King of Thanesar
- Reign: c. 555 – c. 580
- Predecessor: Rajyavardhana I
- Successor: Prabhakaravardhana
- Issue: Prabhakaravardhana
- Dynasty: Vardhana (Pushyabhuti)
- Father: Rajyavardhana I

= Adityavardhana =

King of Thanesar from 555 to 580

Adityavardhana was a king of Thanesar in northern India around the time of the decline of the Gupta Empire. He was the third ruler of the Pushyabhuti dynasty, and father of Prabhakaravardhana. Adityavardhana's father was Rajyavardhana I and his grandfather, Naravardhana, the founder of the Pushyabhuti dynasty of Tanesar.

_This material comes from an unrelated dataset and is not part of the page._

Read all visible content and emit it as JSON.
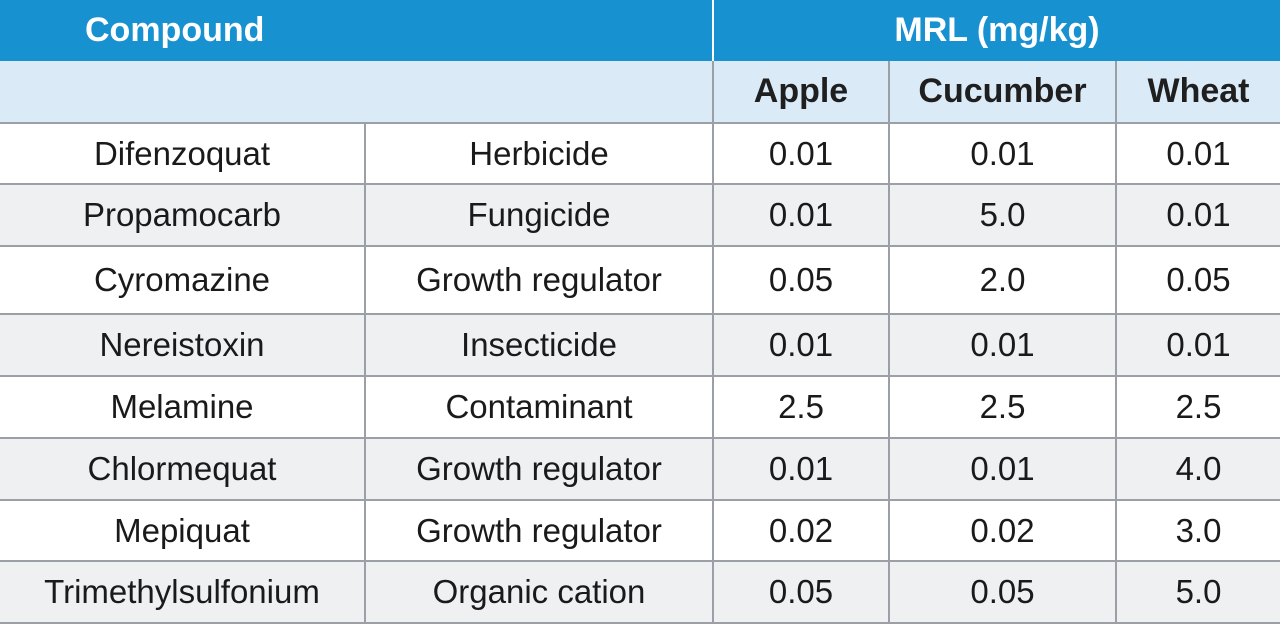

Adithyavardhana married princess Mahasena Gupta, daughter of Damodara Gupta, king of Magadha, and probably sister of king Mahasena Gupta of Magadha, thus greatly increasing the power of his dynasty.

Adityavardhana is mentioned in the 497-500 "Mandsaur fragmentary inscription of Adityavardhana/Gauri" as the reigning king, who had just conquered the region of Dasapura (Mandsaur). This period is intimately linked to the period of invasion of India by the Alchon Huns.